Les autorités de régulation et les acteurs boursiers nigerians ont annoncé que l’infrastructure technologique nécessaire au règlement le jour même (T+0) des transactions est désormais opérationnelle sur le Nigerian Exchange Group (NGX), la Securities and Exchange Commission (SEC) et l’ensemble des plateformes concernées. Une évolution majeure qui ouvre la voie à un marché plus liquide et plus compétitif, même si les régulateurs privilégient une transition prudente afin de préserver la stabilité du système.
Lors de la deuxième réunion 2025 du Comité des marchés des capitaux, le 8 décembre, le directeur général de la SEC, Dr Emomotimi Agama, a souligné que le pays « possède désormais les bases technologiques » pour basculer vers des cycles de règlement ultra-courts. Selon lui, cette réforme permettra d’améliorer la liquidité, de réduire le risque de contrepartie et d’accélérer le réinvestissement des capitaux. Mais il a insisté sur la nécessité d’une démarche progressive, estimant que la rapidité ne doit pas compromettre la protection des investisseurs.

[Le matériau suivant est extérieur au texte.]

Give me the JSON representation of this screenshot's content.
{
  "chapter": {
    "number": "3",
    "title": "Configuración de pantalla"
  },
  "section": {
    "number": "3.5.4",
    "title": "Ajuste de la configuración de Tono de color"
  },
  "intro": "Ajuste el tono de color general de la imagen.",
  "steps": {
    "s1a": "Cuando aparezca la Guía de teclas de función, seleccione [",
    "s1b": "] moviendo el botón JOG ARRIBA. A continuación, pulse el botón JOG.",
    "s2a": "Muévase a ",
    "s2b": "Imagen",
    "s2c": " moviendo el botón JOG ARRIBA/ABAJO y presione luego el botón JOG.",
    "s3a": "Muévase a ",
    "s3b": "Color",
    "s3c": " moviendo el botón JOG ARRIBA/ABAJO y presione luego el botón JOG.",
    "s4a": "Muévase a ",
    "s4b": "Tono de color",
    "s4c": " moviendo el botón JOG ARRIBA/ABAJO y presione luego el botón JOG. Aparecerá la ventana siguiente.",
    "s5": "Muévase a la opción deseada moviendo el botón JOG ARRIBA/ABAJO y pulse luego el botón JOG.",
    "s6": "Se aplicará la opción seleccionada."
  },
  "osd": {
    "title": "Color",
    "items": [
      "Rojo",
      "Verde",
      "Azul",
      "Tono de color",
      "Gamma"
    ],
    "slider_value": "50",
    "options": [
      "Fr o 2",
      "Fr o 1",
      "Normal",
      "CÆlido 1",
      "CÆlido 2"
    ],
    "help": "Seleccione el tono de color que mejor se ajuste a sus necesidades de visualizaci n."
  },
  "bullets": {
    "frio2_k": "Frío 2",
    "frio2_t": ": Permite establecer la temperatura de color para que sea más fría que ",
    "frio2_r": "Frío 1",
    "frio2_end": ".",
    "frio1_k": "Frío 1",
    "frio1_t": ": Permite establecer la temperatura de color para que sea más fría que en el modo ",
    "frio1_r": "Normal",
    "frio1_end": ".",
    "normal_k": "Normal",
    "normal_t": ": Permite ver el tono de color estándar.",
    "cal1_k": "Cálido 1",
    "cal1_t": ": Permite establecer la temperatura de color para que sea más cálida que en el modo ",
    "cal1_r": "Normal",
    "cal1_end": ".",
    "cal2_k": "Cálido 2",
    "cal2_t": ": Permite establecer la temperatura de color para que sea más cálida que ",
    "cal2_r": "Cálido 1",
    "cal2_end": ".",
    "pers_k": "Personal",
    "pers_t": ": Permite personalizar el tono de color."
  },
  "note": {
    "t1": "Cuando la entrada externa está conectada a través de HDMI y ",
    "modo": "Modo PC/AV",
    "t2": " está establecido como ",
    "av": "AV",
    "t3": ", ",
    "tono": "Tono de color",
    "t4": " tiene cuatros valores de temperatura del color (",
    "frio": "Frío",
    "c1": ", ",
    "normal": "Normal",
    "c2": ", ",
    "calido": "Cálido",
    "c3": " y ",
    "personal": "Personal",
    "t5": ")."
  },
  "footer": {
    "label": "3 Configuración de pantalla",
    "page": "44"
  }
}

La capacité du Central Securities Clearing System (CSCS) à assurer du T+0 est confirmée par les opérateurs de marché. Le PDG de Highcap Securities, David Adonri, indique que la CSCS avait initialement proposé un passage direct de T+3 à T+0, mais que les autorités ont rejeté cette option au profit d’une transition étalée. Le régulateur veut éviter de fragiliser certaines catégories d’investisseurs, notamment les fonds de pension et les détenteurs de portefeuilles importants, particulièrement sensibles aux risques opérationnels. « Le marché n’est pas réservé aux jeunes », rappelle Adonri, soulignant la nécessité d’un système ordonné qui laisse le temps aux acteurs de s’adapter psychologiquement et opérationnellement à des cycles plus courts.
La SEC s’appuie d’ailleurs sur une philosophie de « croissance et développement ordonnés » pour mener cette transition. La migration se déroule en trois étapes : un passage de T+3 à T+2 en novembre 2025, l’adoption actuelle du règlement en T+1, puis un basculement vers le T+0 attendu en 2026, une fois que le marché aura acquis l’expérience nécessaire. Cette réforme s’applique à la NGX, à la NASD OTC Securities Exchange et à la Lagos Commodities and Futures Exchange.

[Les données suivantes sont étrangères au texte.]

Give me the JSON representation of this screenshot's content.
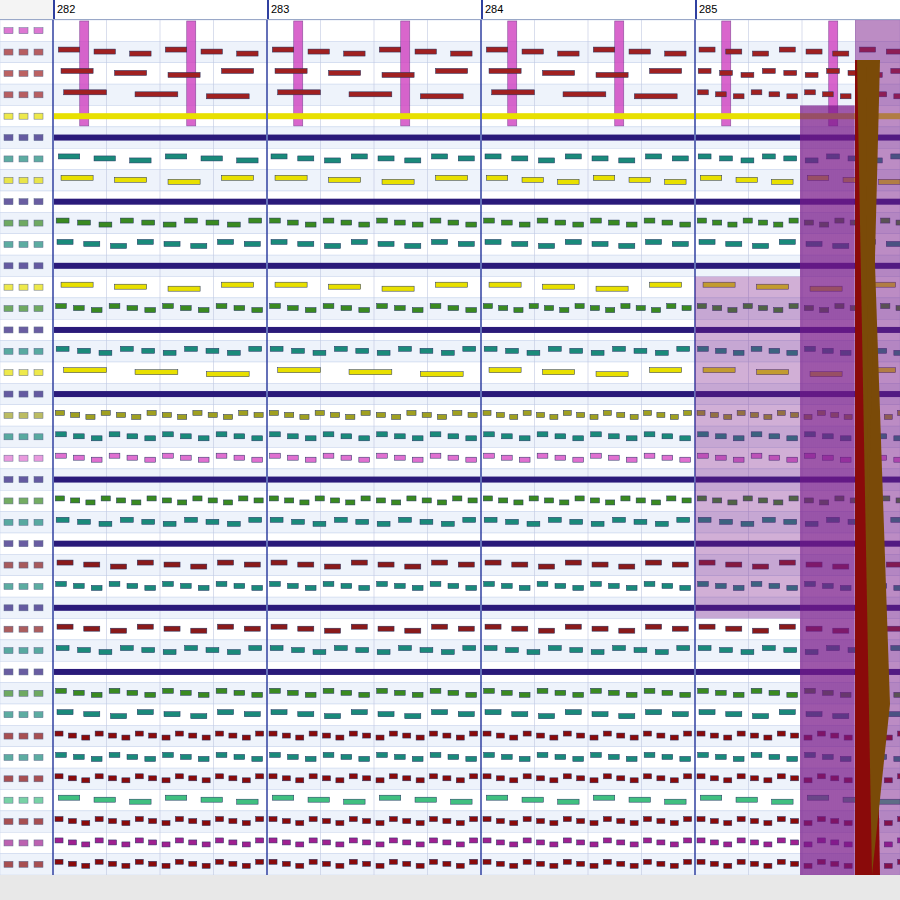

Au-delà des cycles de règlement, la SEC déploie une série de réformes destinées à renforcer l’efficacité du marché et la confiance des investisseurs. Dr Agama a rappelé que le passage au T+2 a déjà amélioré la liquidité et réduit les risques, tout en alignant davantage le Nigeria sur les standards internationaux. Il s’est également félicité d’indicateurs macroéconomiques plus favorables depuis mai : amélioration de la note souveraine du pays, sortie de la liste grise du GAFI et recul de l’inflation à 16,05 % en octobre, son niveau le plus bas depuis mars 2025.
La levée de capitaux reste robuste, portée par des opérations significatives telles que le SPV Climate Funding de 500 milliards de nairas, l’obligation Elektron Finance de 200 milliards, et 753 milliards de nairas d’émissions de papier commercial dans les secteurs de l’énergie, de l’agriculture et de la manufacture. Mais cette dynamique a été perturbée en novembre par une correction historique : la capitalisation du marché a chuté de 6,54 billions de nairas, la plus forte baisse mensuelle jamais enregistrée. Les prises de bénéfices liées à un projet d’imposition de 30 % sur les plus-values, la faiblesse des valeurs bancaires et un contexte mondial incertain ont accentué la chute.

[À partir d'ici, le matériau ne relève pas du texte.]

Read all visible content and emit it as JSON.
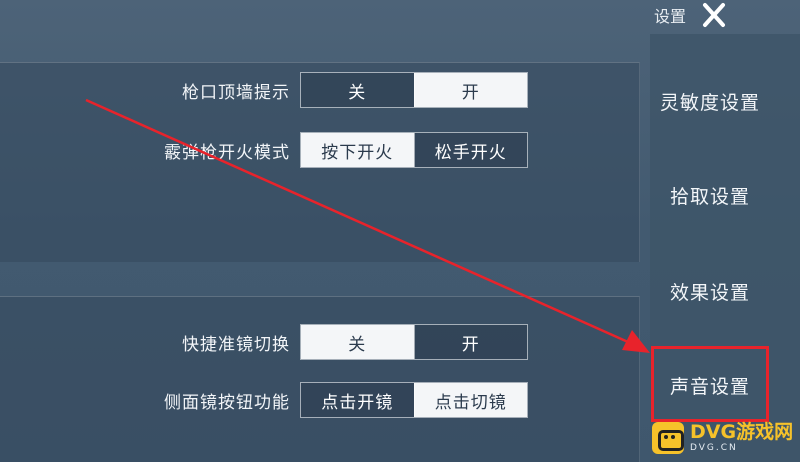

Malgré ce repli, Agama affirme que le marché amorce un rebond, encouragé par les clarifications apportées par le gouvernement sur sa politique fiscale. Pour lui, la modernisation des infrastructures de règlement et les réformes en cours renforceront la résilience du marché à long terme, tout en positionnant le Nigeria comme l’un des acteurs les plus avancés d’Afrique en matière de règlement boursier.